The Cooperative Baptist Fellowship will vote next week on a deficit budget for 2020 fiscal year, CBF Executive Coordinator Paul Baxley announced in a blog June 12.
Baxley, preparing for his first General Assembly since his election in January as top executive of the 1,800-church network founded in 1991, said a budget proposed unanimously by the CBF Governing Board authorizes $16,321,955 in spending while projecting total revenue of $15,889,240. That adds up to a deficit of $432,715, about 2.5 percent of total expenditures.

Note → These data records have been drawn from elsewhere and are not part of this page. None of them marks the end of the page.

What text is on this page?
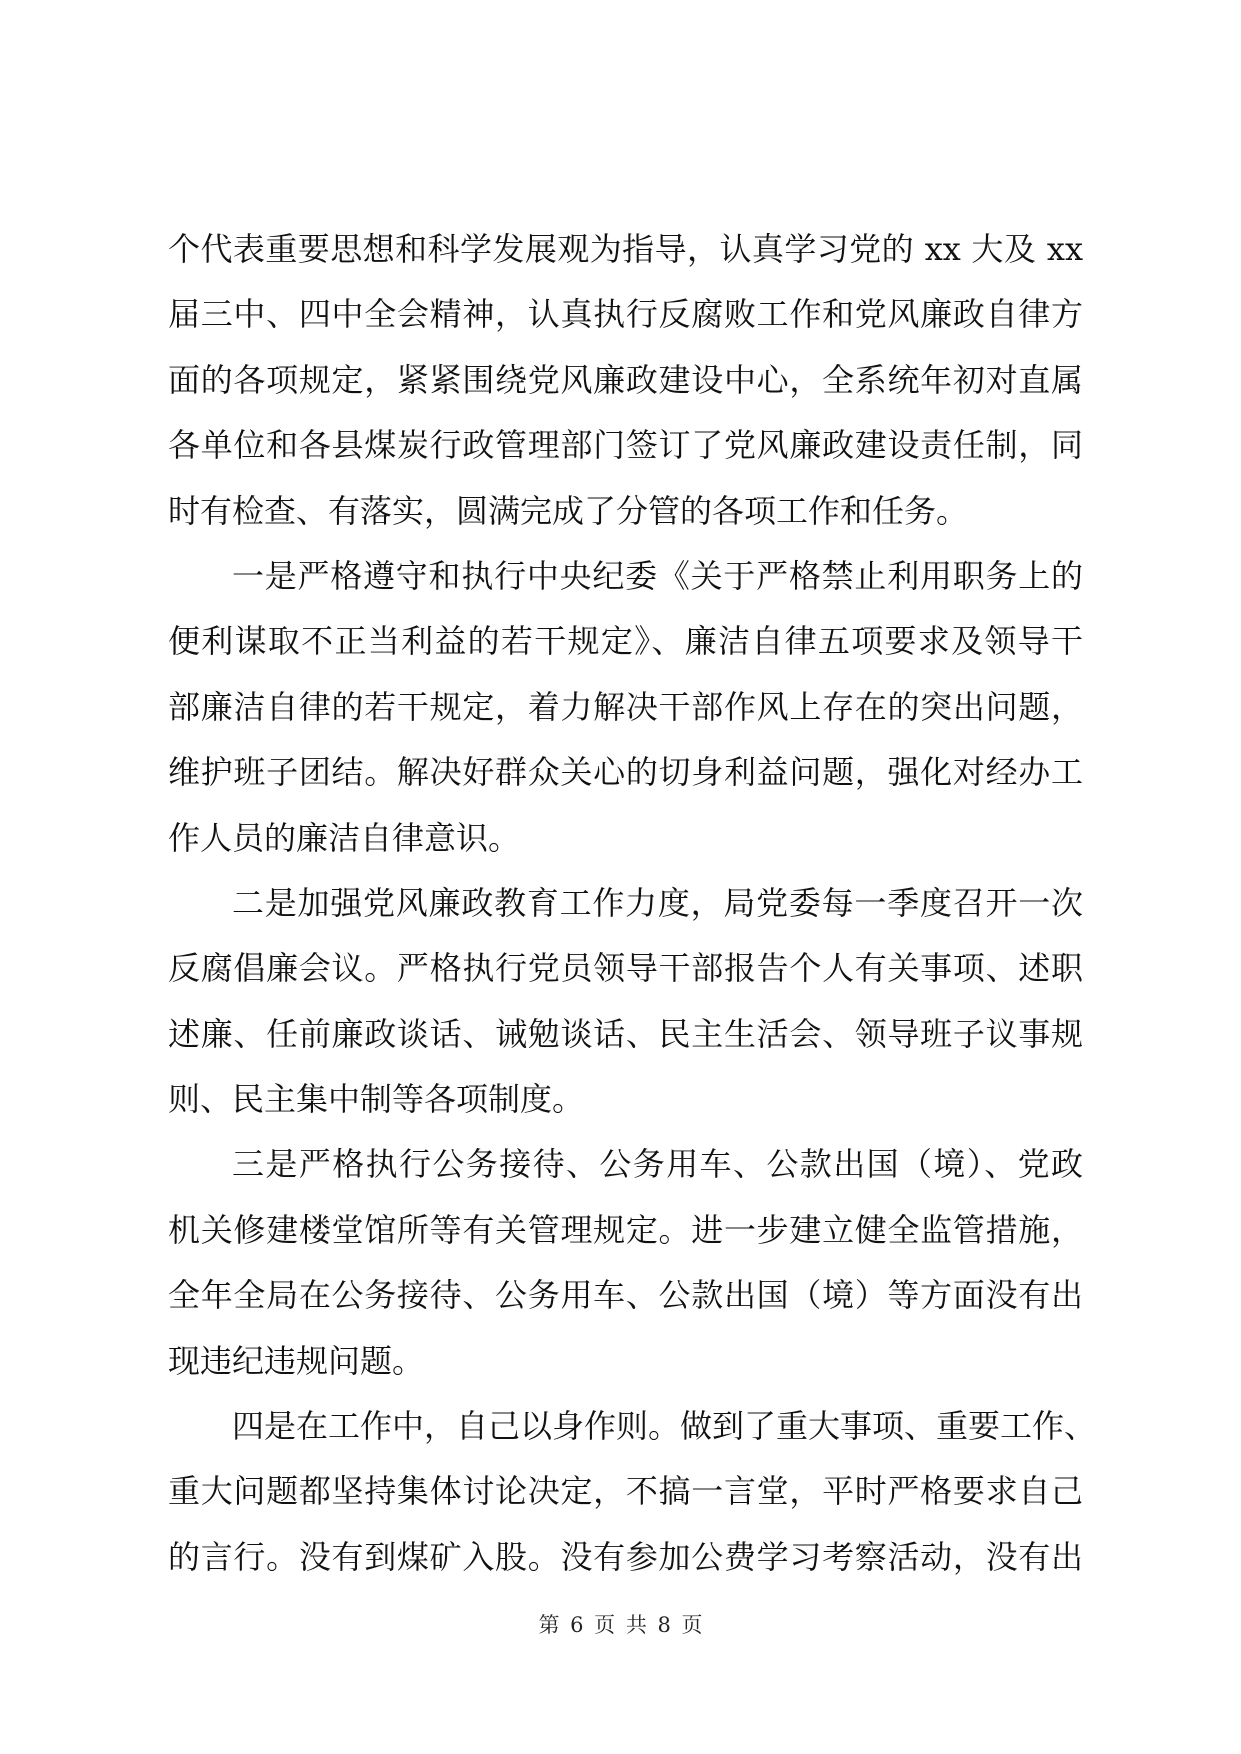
个代表重要思想和科学发展观为指导，认真学习党的 xx 大及 xx
届三中、四中全会精神，认真执行反腐败工作和党风廉政自律方
面的各项规定，紧紧围绕党风廉政建设中心，全系统年初对直属
各单位和各县煤炭行政管理部门签订了党风廉政建设责任制，同
时有检查、有落实，圆满完成了分管的各项工作和任务。
一是严格遵守和执行中央纪委《关于严格禁止利用职务上的
便利谋取不正当利益的若干规定》、廉洁自律五项要求及领导干
部廉洁自律的若干规定，着力解决干部作风上存在的突出问题，
维护班子团结。解决好群众关心的切身利益问题，强化对经办工
作人员的廉洁自律意识。
二是加强党风廉政教育工作力度，局党委每一季度召开一次
反腐倡廉会议。严格执行党员领导干部报告个人有关事项、述职
述廉、任前廉政谈话、诫勉谈话、民主生活会、领导班子议事规
则、民主集中制等各项制度。
三是严格执行公务接待、公务用车、公款出国（境）、党政
机关修建楼堂馆所等有关管理规定。进一步建立健全监管措施，
全年全局在公务接待、公务用车、公款出国（境）等方面没有出
现违纪违规问题。
四是在工作中，自己以身作则。做到了重大事项、重要工作、
重大问题都坚持集体讨论决定，不搞一言堂，平时严格要求自己
的言行。没有到煤矿入股。没有参加公费学习考察活动，没有出
第 6 页 共 8 页
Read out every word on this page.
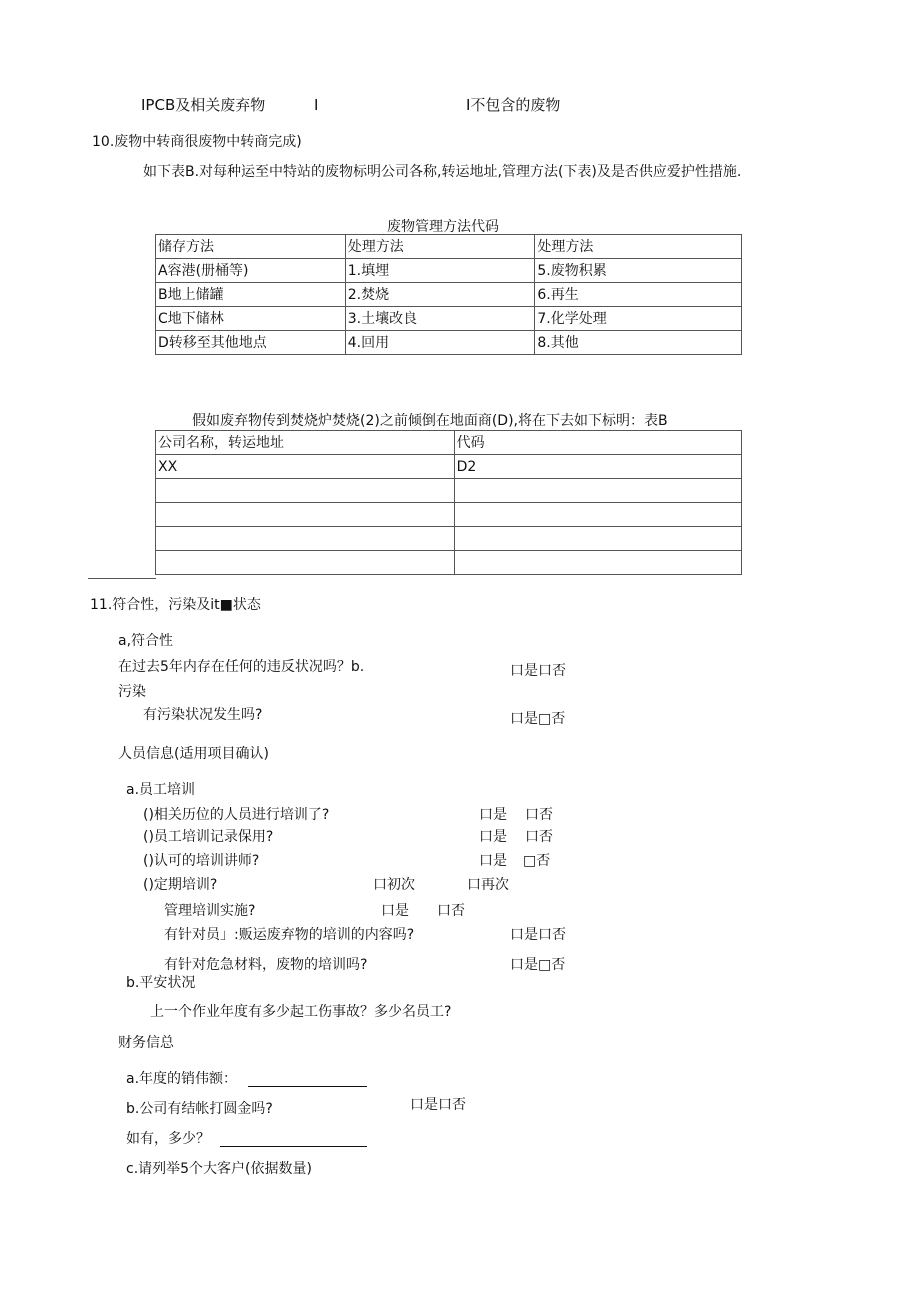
IPCB及相关废弃物	I	I不包含的废物
10.废物中转商很废物中转商完成)
如下表B.对每种运至中特站的废物标明公司各称,转运地址,管理方法(下表)及是否供应爱护性措施.
废物管理方法代码
储存方法	处理方法	处理方法
A容港(册桶等)	1.填埋	5.废物积累
B地上储罐	2.焚烧	6.再生
C地下储林	3.土壤改良	7.化学处理
D转移至其他地点	4.回用	8.其他
假如废弃物传到焚烧炉焚烧(2)之前倾倒在地面商(D),将在下去如下标明：表B
公司名称，转运地址	代码
XX	D2

11.符合性，污染及it■状态
a,符合性
在过去5年内存在任何的违反状况吗？b.	口是口否
污染
有污染状况发生吗?	口是□否
人员信息(适用项目确认)
a.员工培训
()相关历位的人员进行培训了?	口是 口否
()员工培训记录保用?	口是 口否
()认可的培训讲师?	口是 □否
()定期培训?	口初次	口再次
管理培训实施?	口是 口否
有针对员」:贩运废弃物的培训的内容吗?	口是口否
有针对危急材料，废物的培训吗?	口是□否
b.平安状况
上一个作业年度有多少起工伤事故？多少名员工?
财务信总
a.年度的销伟额：
b.公司有结帐打圆金吗?	口是口否
如有，多少？
c.请列举5个大客户(依据数量)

“The Governing Board has proposed a budget that forecasts an increase in revenue for the 2019-20 fiscal year,” Baxley said. “This is despite CBF feeling the pinch from times when revenue does not reach our budget needs, as some other denominations, organizational partners and partner congregations can attest.”
Baxley said the budget will be presented initially during a “Fellowship at Work” session at 9:30 a.m. Thursday at the 2019 CBF General Assembly, scheduled June 17-21 at the Birmingham-Jefferson Convention Complex.
Those interested can ask questions in a budget breakout session at 1:30 p.m. Thursday in East Ballroom A of the complex in downtown Birmingham, Alabama, with a final vote scheduled in plenary session on Friday morning.
“Because we prepared for decline in revenue in the current budget year, our reserves position allows us to absorb that loss in the coming year but would not allow us to continue to do so indefinitely,” Baxley said. “This budget is designed to give us a significant opportunity to seek an increase in support while also making decisions about where we strategically should invest God’s resources given by congregations and individuals in the years ahead.”
Next week’s assembly, in the same facility as the recently adjourned 2019 annual meeting of the Southern Baptist Convention, includes a Friday-night reception honoring Baxley, former pastor of First Baptist Church in Athens, Georgia, elected unanimously by the CBF Governing Board Jan. 15, and a dinner on Thursday celebrating the leadership of former Executive Coordinator Suzii Paynter.
Paynter, the first woman to hold the position, stepped down after nearly six years on the job when her successor was named. She now works as co-director of Pastors for Texas Children, a ministry and advocacy group for public education.